The present invention relates to positive drives, and more particularly, to an improved clutch actuating mechanism for use in positive drives.
Although the improved clutch actuating mechanism of the present invention may be utilized advantageously in many different devices, it is especially advantageous when used in a traction modifying device, and more specifically, in a positive drive, and will be described in connection therewith.
Traction modifying devices have become popular for use in vehicles, in the drive train between the vehicle engine and the driven wheels. The primary function of a traction modifying device is to facilitate driving on slippery surfaces and in off-road conditions. These devices are especially useful where one of the driven wheels is momentarily subjected to worse traction conditions than the other driven wheel.
Traction modifying devices are generally categorized in three classes:
1. Limited slip differentials such as illustrated in U.S. Pat. Nos. 3,611,833 (nonbiased), and 3,624,717 (spring biased); PA0 2. Locking differentials such as illustrated in U.S. Pat. Nos. 1,111,728 (manually actuated), 2,978,929 (hydraulically operated), and 3,831,462 (speed responsive); and PA0 3. Positive drives such as illustrated in U.S. Pat. Nos. 1,477,311; 2,060,558; and 2,179,923.
During straight movement of a vehicle employing a positive drive, the engine power is transmitted approximately equally to the driven wheels, which rotate at the same speed. During a potential spin-out condition (e.g., one wheel on ice and the other on pavement), the engine power is transmitted to the driven wheels in proportion to their instantaneous traction limitations, whereby the wheels are still driven at the same speed.
When the vehicle turns a tight corner, power is transmitted only to the slower moving wheel, while the faster moving wheel is permitted to free wheel, relative to the input. When the vehicle is making a gradual turn, and the wheels are driven at slightly different speeds, the positive drive transmits slightly more torque to the slower turning wheel than to the faster turning wheel. Thus, a positive drive performs in a manner similar to an open differential during operating conditions which would make an open differential desirable, and performs in a manner similar to a rigid axle when operating conditions would make a rigid axle desirable.
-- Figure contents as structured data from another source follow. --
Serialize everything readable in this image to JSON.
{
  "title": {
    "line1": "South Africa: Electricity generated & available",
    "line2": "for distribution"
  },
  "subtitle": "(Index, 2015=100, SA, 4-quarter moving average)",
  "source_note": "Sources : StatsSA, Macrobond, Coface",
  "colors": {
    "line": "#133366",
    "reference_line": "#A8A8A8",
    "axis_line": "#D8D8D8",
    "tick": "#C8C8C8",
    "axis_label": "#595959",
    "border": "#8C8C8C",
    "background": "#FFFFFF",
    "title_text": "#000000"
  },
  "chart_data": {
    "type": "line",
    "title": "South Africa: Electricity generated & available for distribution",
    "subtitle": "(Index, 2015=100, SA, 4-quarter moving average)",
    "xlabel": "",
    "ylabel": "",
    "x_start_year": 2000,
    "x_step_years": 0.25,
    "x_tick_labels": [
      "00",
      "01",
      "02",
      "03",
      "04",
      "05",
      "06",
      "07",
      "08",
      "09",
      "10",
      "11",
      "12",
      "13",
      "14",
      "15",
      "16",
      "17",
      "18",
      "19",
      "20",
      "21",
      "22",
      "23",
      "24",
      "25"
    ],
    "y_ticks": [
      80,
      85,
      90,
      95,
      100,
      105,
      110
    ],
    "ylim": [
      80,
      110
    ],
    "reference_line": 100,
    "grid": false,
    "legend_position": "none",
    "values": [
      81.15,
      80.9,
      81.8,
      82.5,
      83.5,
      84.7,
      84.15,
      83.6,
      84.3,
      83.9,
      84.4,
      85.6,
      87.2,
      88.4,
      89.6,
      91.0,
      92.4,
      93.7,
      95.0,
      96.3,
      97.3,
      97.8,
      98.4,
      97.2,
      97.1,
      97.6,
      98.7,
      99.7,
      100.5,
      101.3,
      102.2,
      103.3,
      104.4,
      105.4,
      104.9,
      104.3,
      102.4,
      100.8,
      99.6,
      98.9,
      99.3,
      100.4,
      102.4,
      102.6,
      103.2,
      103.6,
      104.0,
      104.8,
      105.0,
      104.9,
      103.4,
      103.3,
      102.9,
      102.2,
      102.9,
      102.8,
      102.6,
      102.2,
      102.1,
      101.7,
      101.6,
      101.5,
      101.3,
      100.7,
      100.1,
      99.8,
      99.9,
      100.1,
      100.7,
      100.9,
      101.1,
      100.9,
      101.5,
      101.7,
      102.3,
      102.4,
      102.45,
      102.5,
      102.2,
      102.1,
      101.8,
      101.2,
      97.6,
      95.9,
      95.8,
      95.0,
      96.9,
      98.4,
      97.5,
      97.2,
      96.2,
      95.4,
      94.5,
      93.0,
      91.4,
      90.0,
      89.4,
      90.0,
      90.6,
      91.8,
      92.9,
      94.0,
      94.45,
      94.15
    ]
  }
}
The general construction and operation of positive drives has been known for over 40 years, as evidenced by the previously cited positive drive patents. A major disadvantage of prior art positive drives has been the use of large, complicated cam members, typically disposed between the opposed axles. As vehicles are continually downsized, it becomes more desirable to produce traction modifiers which are smaller and lighter. One way of accomplishing this objective is to eliminate the large central cam members and use a one piece housing and a single shaft member which comprises one of the cam members. Also, it is desirable to have inboard axle retention, such as "C" clips as used on most vehicle differentials, and this requires that the single shaft be removable. Such a design is illustrated and described briefly hereinafter, and is described in greater detail in copending application U.S. Ser. No. 355,971, filed Mar. 2, 1982, in the name of Edward J. Goscenski, Jr., and assiged to the assignee of the present invention.
One characteristic of a positive drive which distinguishes it from limited slip and locking differentials is that, in a positive drive, all of the axial force required to engage the clutch (locking the output to the input) is transmitted through the cam arrangement, whereas in limited slip and locking differentials, a substantial portion of the axial force is transmitted through the pinion gears and side gears. Thus, the engaging cam surfaces of a positive drive are subjected to greater loads and surface stresses, substantially increasing the potential for stress failure.
The problems associated with the greater axial forces in positive drives are magnified in the design of the type to which the present invention relates, in which the shaft is part of the cam arrangement. In such a design, it has seemed inevitable, prior to the present invention, that the engagement of the surfaces on the cam member and shaft would result in line contact, rather than surface contact during the active range of relative movement between the cam and shaft. If only line contact occurs, which under some conditions becomes only point contact, the large axial forces referred to previously will result in huge surface stresses over the very small amount of actual contact area and result in premature failure of the device.